Codeforces Round #486 (Div. 3) E. Divisibility by 25【贪心】

E. Divisibility by 25

time limit per test

1 second

memory limit per test

256 megabytes

input

standard input

output

standard output

You are given an integer $n$ from $1$ to ${10}^{18}$ without leading zeroes.

In one move you can swap any two adjacent digits in the given number in such a way that the resulting number will not contain leading zeroes. In other words, after each move the number you have cannot contain any leading zeroes.

What is the minimum number of moves you have to make to obtain a number that is divisible by $25$? Print -1 if it is impossible to obtain a number that is divisible by $25$.

Input

The first line contains an integer $n$ ($1\le n\le {10}^{18}$). It is guaranteed that the first (left) digit of the number $n$ is not a zero.

Output

If it is impossible to obtain a number that is divisible by $25$, print -1. Otherwise print the minimum number of moves required to obtain such number.
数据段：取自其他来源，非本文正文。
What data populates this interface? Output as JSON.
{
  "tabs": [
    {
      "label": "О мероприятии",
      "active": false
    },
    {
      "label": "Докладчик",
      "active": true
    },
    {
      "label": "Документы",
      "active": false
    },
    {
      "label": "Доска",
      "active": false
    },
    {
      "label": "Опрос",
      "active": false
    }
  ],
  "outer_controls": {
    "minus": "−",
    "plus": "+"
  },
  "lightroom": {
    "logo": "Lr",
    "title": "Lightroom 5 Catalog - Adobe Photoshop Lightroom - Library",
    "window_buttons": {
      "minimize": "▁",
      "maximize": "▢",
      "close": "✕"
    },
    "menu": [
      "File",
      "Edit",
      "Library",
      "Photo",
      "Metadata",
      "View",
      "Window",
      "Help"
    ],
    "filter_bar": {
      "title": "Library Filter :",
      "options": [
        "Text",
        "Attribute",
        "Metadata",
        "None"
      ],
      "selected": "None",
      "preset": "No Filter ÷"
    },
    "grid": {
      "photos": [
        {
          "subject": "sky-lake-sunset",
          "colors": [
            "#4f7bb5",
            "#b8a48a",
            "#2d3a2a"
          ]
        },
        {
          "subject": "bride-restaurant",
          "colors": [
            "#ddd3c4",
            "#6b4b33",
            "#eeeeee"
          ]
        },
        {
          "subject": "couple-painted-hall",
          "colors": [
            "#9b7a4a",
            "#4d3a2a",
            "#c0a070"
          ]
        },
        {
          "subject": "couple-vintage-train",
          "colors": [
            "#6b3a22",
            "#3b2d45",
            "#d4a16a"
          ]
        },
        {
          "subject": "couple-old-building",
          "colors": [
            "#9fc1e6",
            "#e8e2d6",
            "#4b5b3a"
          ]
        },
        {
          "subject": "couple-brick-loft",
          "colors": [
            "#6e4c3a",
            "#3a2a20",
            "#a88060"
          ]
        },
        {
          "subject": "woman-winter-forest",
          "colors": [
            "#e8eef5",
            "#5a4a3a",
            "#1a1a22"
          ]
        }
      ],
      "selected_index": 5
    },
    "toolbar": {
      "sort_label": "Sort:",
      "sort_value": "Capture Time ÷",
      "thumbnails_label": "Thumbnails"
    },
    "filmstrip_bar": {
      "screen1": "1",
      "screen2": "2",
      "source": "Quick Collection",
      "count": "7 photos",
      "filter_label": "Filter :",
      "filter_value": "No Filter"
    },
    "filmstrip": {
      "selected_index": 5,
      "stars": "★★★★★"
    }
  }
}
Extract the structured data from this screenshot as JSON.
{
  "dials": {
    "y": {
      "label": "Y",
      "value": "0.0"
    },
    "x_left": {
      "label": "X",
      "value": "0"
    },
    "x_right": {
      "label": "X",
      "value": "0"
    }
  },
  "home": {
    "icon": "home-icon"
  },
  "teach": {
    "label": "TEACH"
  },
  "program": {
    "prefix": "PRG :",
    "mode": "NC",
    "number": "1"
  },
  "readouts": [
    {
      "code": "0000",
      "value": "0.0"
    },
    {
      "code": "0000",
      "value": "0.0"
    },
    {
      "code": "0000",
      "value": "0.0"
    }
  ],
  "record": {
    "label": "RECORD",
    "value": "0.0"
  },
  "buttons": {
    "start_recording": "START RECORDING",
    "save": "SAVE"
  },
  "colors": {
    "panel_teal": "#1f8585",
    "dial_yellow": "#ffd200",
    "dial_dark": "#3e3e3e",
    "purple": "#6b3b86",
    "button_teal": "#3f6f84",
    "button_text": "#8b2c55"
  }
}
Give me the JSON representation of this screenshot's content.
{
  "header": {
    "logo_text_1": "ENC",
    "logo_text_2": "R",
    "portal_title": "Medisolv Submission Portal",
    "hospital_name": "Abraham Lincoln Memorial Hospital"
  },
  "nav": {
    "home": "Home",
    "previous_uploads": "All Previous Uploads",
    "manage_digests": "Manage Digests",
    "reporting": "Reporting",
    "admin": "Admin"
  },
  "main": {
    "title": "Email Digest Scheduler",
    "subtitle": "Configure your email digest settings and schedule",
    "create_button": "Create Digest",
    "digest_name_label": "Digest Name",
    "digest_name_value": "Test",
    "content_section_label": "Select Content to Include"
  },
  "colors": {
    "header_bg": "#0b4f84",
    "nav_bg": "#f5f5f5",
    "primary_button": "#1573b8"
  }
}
Note that you can swap only adjacent digits in the given number.

Examples

input

Copy

5071

output

Copy

4

input

Copy

705

output

Copy

1

input

Copy

1241367

output

Copy

-1

Note

In the first example one of the possible sequences of moves is 5071 $\to$ 5701 $\to$ 7501 $\to$ 7510 $\to$ 7150.

思路：

已知25的倍数末尾一定是00、25、50、75，且末尾为以上值的一定是25的倍数。那么就可以分别判断四种情况，取最优。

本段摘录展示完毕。